As the wheels rumble over the uneven path, the gravity of the situation lingers in the thoughts. The haunting images of young children forced to drink from a contaminated water source replay in her minds, evoking a profound sense of responsibility.

Guided by Mwiinga, our reporter ventures further into the landscape of the terminal, visiting various projects funded by the Constituency Development Fund (CDF). One of her stops is Muntu Mutwe, a women's club that received a generous grant of K15,000 to establish a goat-rearing enterprise. However, as fate would have it, the goats are absent during her visit, as they roam freely for grazing purposes.

These encounters with Muntu Mutwe and the settlement's women's club provide glimpses into the aspirations and endeavors of the community members. It is a testament to their determination to uplift themselves and their families, forging ahead despite the challenges they face.

With renewed inspiration, our reporter continues her journey through the terminal, eager to uncover more stories of resilience, ingenuity, and progress.

Namuswa Primary School

As she makes her way through the vibrant community of the terminal, she is led to a gathering of teachers at Namuswa Primary School. Mwiinga's esteemed reputation precedes him, and his influence in the area earns the team the privilege of being escorted by the dedicated educators to the next destination—an unassuming community school nestled within Siamatende Village.
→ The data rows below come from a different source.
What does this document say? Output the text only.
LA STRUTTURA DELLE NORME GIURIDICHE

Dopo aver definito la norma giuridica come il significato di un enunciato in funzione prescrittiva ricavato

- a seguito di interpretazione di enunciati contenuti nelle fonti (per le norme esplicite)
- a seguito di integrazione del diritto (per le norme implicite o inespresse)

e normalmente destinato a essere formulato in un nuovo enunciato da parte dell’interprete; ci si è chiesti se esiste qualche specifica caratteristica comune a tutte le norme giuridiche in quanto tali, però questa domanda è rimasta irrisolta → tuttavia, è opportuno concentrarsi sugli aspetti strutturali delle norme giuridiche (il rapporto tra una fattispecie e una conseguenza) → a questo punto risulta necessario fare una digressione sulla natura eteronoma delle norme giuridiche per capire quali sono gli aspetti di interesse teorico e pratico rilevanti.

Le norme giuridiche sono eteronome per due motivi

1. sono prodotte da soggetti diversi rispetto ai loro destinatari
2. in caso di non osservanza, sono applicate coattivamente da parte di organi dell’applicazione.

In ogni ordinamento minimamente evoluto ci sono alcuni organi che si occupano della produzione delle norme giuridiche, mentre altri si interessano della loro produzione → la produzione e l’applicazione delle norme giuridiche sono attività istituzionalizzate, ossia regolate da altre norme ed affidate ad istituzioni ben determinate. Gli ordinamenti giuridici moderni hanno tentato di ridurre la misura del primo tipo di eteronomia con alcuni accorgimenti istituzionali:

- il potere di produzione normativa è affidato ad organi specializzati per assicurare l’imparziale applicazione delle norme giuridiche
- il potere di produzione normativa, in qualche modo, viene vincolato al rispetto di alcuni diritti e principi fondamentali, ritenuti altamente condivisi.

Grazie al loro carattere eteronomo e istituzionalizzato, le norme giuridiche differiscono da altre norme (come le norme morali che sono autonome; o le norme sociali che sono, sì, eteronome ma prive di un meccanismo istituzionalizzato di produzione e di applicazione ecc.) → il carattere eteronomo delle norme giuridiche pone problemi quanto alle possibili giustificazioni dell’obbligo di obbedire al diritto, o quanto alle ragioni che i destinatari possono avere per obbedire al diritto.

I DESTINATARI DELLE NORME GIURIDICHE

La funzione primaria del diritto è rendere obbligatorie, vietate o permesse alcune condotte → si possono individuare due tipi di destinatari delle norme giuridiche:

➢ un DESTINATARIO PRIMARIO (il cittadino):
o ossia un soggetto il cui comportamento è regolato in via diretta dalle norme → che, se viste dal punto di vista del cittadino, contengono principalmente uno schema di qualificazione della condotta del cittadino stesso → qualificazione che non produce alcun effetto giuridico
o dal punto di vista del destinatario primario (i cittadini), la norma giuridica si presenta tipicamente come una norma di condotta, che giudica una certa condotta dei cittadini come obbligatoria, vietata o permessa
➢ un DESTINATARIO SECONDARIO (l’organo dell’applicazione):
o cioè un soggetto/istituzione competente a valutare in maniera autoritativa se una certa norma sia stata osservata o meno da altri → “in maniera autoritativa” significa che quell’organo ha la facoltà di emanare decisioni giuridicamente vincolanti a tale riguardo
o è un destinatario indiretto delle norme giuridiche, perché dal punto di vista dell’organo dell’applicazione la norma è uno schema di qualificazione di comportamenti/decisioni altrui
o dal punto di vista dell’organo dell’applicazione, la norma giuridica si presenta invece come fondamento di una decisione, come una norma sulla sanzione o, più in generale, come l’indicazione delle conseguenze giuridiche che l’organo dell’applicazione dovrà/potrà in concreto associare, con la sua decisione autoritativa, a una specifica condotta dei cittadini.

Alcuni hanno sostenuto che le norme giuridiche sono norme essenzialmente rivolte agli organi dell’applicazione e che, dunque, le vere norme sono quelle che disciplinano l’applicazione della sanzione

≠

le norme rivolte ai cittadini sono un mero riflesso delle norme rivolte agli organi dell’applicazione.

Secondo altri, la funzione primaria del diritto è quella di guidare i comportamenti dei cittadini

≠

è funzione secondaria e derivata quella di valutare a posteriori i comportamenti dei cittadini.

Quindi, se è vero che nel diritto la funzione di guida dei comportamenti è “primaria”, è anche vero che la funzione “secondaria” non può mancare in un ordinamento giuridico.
Under the guidance of Victor Miyambo, the teacher in charge, she steps into the world of this remote educational institution, where 140 primary school pupils, from grades one to five, strive for knowledge and growth. However, the challenges faced by the school are immediately evident.

The absence of a nearby water source casts a sombre shadow over the proceedings. To quench their thirst, the children must embark on a journey down to a nearby stream, where they fetch drinking water, adding a cumbersome burden to their daily routine. Moreover, the inadequacy of the grass-thatched buildings becomes apparent, as they offer minimal protection against the elements that surround them.

Within the modest premises, our reporter observes the smallest of black boards, a stark reminder of the limited resources available to these devoted educators. Victor, with unwavering dedication, explains that the school relies on three government-provided teachers and one invaluable volunteer, who together strive to nurture the young minds entrusted to their care.

It is in this context that Mwiinga interjects, sharing a glimmer of hope amidst the challenges. He reveals that the community school has been earmarked for a CDF-funded project—an ambitious plan to construct a 1 by 3 classroom block, set to be realised within the year. This anticipated development represents a tangible step forward in enhancing the learning environment and providing the students and teachers with better facilities to support their educational journey.

The journey took our reporter to other schools such as Kaunga Community School, where children are facing similar challenges.

As our reporter’s time at the terminal draws to a close, she makes her way back to the clinic, where her journey initially began. Munsaka, her dedicated escort, bids her farewell with a mix of gratitude and anticipation for her return.

Mamba Collieries is primarily owned by a subsidiary of Nava Bharat (Singapore) Pte. Limited, which maintains a majority equity stake. The company has not yet provided a response to MakanDay's inquiries, including any forthcoming plans for the terminal.